Con frecuencia nos asalta la pregunta: «¿por qué no soy todo lo feliz que anhelo?». Son muchos los que buscan la felicidad en sensaciones extremas que producen más vacío, más infelicidad. Con frecuencia nos identificamos con las decisiones equivocadas del hijo pródigo, pero siempre tenemos la libertad de desandar los caminos que esclavizan hasta encontrar el camino de la alegría.
Pablo felicita a los cristianos de Tesalónica por su aceptación sincera del Evangelio, por su conversión al único Dios y porque han aceptado a Jesús como Hijo de Dios, Señor resucitado (2ª lectura).
La fe en Jesús nos hace hermanos; la concordia es la condición para aceptar el Mandamiento principal de la Ley de Dios: «Amarás al Señor, tu Dios, con todo tu corazón, con toda tu alma, con todo tu ser…y al prójimo como a tí mismo» (Evangelio).
Afirmamos que estamos destinados a ser felices porque Dios nos ama, porque el encuentro con Dios acontece en nuestra vida si amamos al prójimo.

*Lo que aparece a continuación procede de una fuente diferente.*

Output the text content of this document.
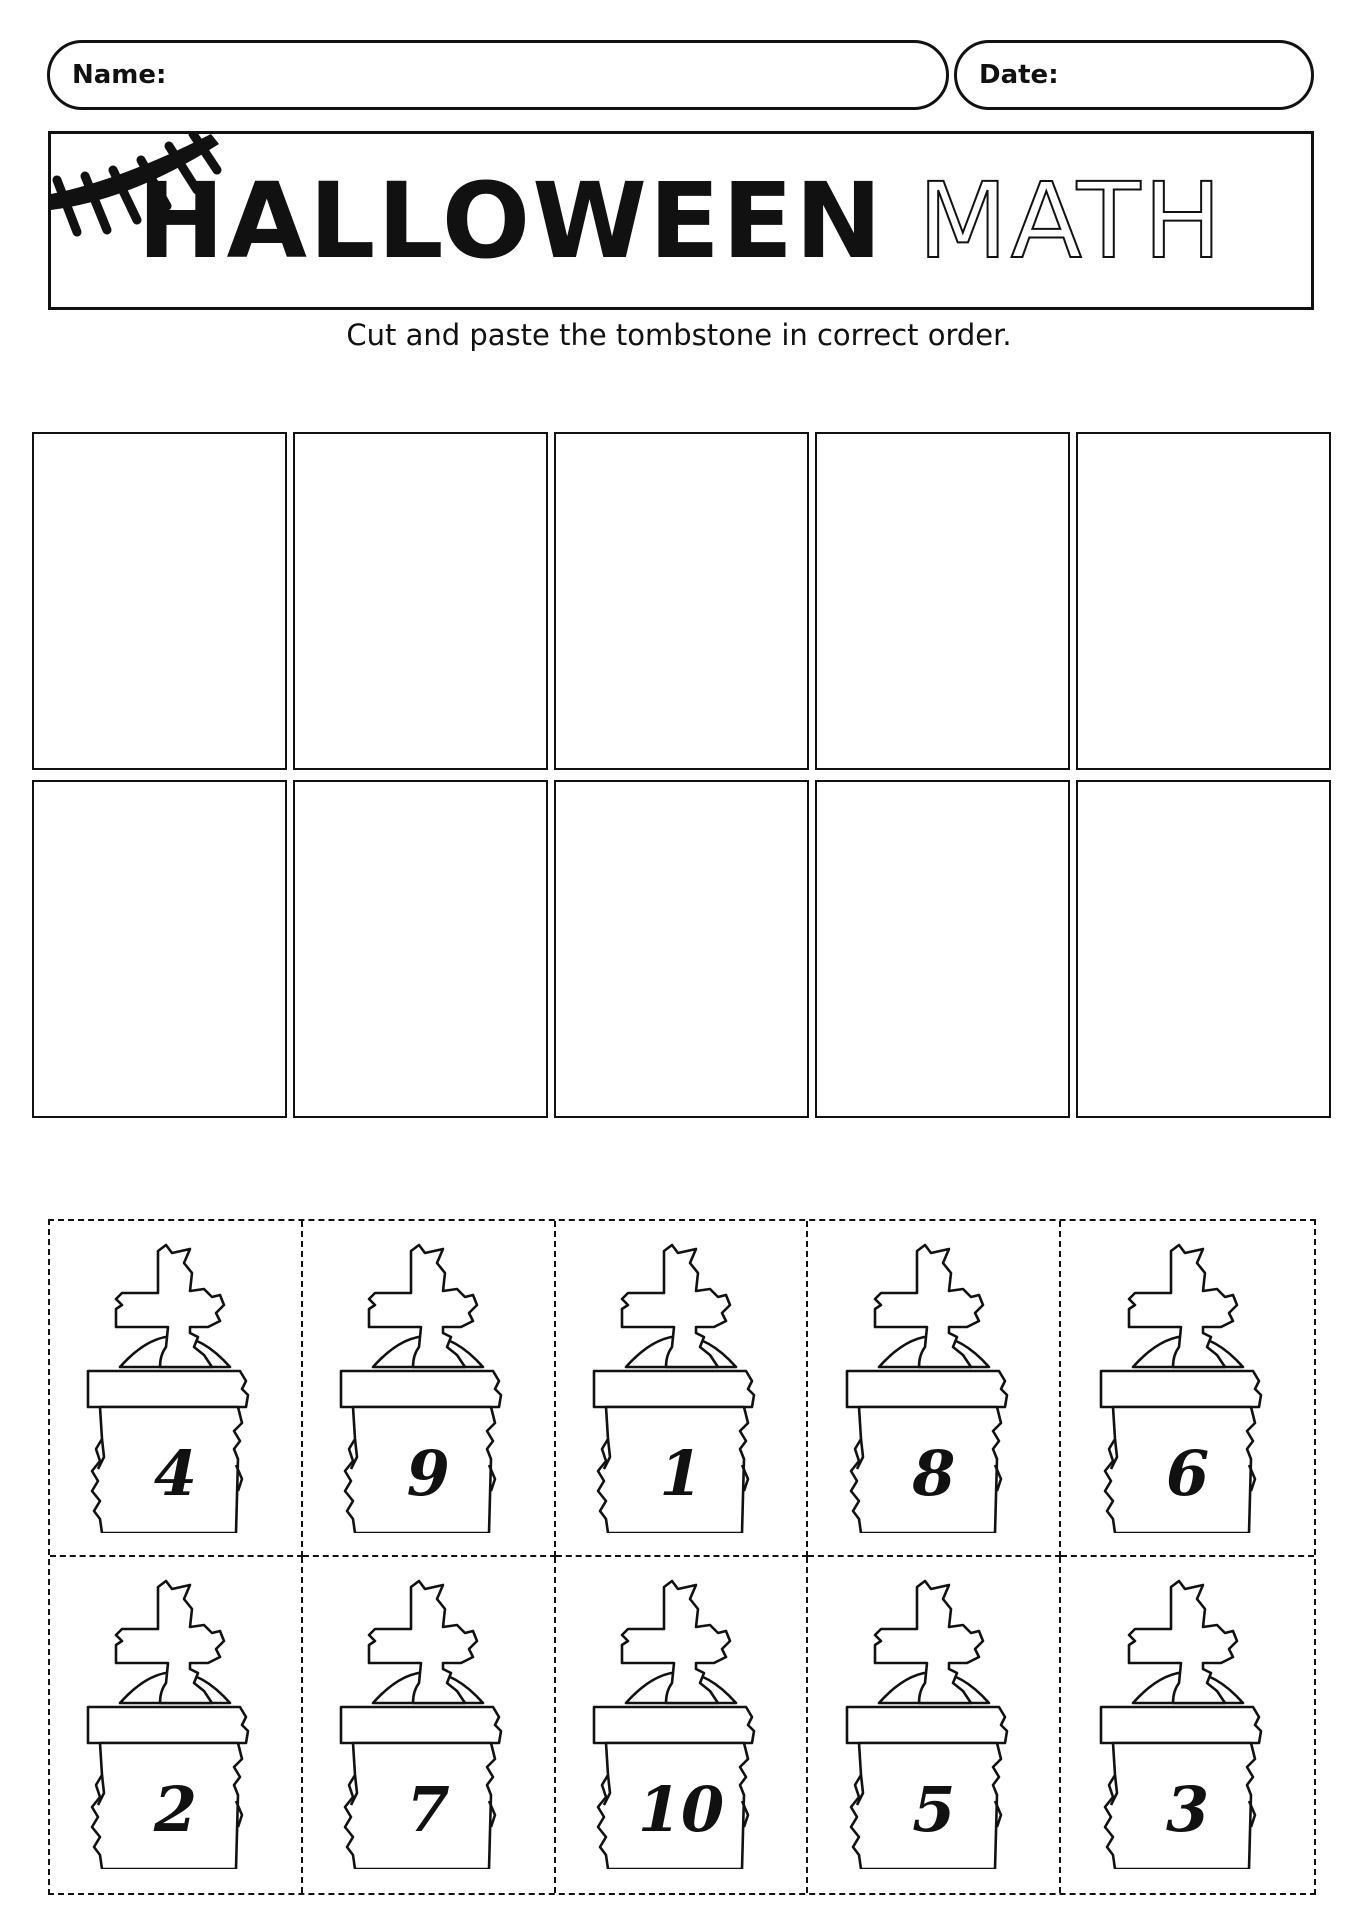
Name:	Date:
HALLOWEEN MATH
Cut and paste the tombstone in correct order.
4	9	1	8	6
2	7	10	5	3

La comunión con Dios y con los hermanos es el manantial perenne de la alegría que buscamos. «Yo te amo, Señor; tú eres mi fortaleza» (salmo 17). Que mi amor a Tí, Señor, se exprese en todas las personas en las que me esperas.
Israel experimentó que Dios es compasivo; la Alianza con el Compasivo lleva al «resto fiel» a cumplir su Mandamiento: «no oprimirás al forastero…no explotarás a la viuda ni al huérfano» (1ª lectura). Si somos imágenes de Dios somos compasivos; si somos compasivos vivimos felices porque hay más alegría en dar que en recibir.